UBC Reports | Vol.
51 | No. 5 |
May 5, 2005
Disability No Disadvantage, Says Poli Sci Grad
By Brenda Austin
An internship at the B.C. Legislature next January will provide
Justin Cheng invaluable experience. An honours graduate in
political science, he will spend half his time working for
an MLA and the other half working within a government ministry.
His success in the political science program is due partly
to his positive attitude and partly to the excellent practical
arrangements made for him by UBC’s Access and Diversity
“I want to do something good in life and I have to
take the initiative,” he says. “I haven’t
found a disabilitiy to be a disadvantage. I do talk a bit
slower and it’s harder for me to speak, but I find people
listen more closely then. I’m grateful for research
into disabilities and for the accommodations made at UBC.”
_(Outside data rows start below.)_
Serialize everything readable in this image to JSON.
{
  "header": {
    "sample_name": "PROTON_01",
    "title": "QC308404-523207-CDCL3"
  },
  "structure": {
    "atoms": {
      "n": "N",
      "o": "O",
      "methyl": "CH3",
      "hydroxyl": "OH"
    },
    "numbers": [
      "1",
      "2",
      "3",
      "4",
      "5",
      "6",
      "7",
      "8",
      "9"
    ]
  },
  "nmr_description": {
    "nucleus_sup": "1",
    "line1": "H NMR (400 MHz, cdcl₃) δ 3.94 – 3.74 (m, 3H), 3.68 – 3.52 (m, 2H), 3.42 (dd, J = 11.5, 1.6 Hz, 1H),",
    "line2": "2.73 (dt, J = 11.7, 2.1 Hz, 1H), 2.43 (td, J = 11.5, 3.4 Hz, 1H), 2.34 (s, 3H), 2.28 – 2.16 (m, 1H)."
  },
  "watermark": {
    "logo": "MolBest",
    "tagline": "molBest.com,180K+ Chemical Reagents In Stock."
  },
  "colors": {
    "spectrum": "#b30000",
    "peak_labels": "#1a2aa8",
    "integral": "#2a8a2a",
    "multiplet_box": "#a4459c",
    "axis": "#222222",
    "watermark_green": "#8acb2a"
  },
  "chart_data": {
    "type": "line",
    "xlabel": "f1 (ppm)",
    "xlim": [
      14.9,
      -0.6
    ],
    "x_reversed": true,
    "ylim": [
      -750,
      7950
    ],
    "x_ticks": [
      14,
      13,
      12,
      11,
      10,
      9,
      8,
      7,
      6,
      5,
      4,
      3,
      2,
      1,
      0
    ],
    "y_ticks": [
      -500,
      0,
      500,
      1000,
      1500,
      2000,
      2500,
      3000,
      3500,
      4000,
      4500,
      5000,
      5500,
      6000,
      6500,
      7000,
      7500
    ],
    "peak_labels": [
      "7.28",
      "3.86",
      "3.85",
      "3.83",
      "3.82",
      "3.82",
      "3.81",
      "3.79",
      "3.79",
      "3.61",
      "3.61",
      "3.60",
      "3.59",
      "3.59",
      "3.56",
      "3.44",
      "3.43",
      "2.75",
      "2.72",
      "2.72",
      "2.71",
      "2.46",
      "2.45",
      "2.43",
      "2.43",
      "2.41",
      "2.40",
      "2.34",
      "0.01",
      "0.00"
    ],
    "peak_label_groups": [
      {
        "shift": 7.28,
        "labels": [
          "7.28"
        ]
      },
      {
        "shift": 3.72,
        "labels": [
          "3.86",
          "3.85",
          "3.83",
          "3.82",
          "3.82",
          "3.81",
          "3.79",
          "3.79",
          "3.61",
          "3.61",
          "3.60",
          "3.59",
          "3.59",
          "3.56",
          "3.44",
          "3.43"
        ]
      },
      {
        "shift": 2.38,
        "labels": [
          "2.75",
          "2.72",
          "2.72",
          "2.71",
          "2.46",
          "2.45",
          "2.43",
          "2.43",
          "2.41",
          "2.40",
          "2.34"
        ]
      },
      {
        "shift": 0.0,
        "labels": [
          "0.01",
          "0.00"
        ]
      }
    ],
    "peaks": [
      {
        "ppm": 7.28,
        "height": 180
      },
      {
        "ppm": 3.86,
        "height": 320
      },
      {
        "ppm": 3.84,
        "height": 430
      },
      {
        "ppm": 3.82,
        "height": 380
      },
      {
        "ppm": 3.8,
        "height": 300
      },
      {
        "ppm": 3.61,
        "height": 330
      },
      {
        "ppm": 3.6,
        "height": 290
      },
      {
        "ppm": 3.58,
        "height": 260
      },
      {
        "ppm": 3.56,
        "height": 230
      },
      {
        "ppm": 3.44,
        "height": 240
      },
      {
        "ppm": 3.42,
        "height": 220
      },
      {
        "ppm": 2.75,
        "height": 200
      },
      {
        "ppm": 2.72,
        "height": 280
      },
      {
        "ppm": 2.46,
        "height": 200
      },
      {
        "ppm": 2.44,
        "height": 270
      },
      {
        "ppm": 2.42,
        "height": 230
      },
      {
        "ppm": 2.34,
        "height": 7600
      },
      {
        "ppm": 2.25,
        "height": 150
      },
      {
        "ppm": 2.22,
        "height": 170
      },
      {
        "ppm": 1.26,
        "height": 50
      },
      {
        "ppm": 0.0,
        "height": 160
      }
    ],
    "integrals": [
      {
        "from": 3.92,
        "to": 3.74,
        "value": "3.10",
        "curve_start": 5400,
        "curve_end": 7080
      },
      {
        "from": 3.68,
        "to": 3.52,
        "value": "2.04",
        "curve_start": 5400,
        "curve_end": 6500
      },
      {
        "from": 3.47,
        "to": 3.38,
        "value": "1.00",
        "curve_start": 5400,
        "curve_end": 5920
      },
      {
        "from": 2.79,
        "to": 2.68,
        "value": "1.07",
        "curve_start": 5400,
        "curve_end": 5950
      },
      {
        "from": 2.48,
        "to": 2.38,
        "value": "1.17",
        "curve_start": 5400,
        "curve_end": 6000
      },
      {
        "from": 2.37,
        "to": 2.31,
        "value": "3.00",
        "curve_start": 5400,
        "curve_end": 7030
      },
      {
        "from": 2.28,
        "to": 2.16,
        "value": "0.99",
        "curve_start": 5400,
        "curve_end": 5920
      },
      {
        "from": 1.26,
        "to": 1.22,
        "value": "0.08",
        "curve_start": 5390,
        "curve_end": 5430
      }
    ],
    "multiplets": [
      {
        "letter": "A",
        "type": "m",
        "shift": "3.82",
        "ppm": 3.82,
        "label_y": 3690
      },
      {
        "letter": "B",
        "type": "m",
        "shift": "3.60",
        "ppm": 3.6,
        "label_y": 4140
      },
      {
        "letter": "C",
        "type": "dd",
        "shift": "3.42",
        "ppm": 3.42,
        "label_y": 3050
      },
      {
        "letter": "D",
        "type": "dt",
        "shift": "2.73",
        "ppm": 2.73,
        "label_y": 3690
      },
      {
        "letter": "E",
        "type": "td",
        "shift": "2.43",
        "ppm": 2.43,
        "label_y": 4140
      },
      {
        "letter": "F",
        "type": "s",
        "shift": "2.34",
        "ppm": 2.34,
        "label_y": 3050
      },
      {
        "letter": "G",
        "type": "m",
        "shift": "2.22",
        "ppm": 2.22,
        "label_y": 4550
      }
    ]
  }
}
Cheng has mild cerebral palsy which affects how he walks
and talks. He recommends other students with a disability
get in touch with the Access and Diversity Centre as soon
as they know they want to study at UBC.
“Get it over with,” he says. “Provide
the documentation necessary from your doctor, speech pathologist
and psychiatrist and you will find the centre is able to arrange
accommodations for you.”
Cheng used a computer for exams, was allowed to sit for
them outside the classroom and was given time and a half to
finish. He found his undergraduate years manageable with this
kind of support and very fulfilling because of his long-time
interest in political issues and democratic participation.
Russian literature and non-fiction books on the moral history
of the 20th century are favourites with Cheng in his spare
time. His other hobby is debating, which over the past three
years has taught him how to articulate his arguments.
He will take an MA in political science at UBC after his
internship and foresees a potential career in academia.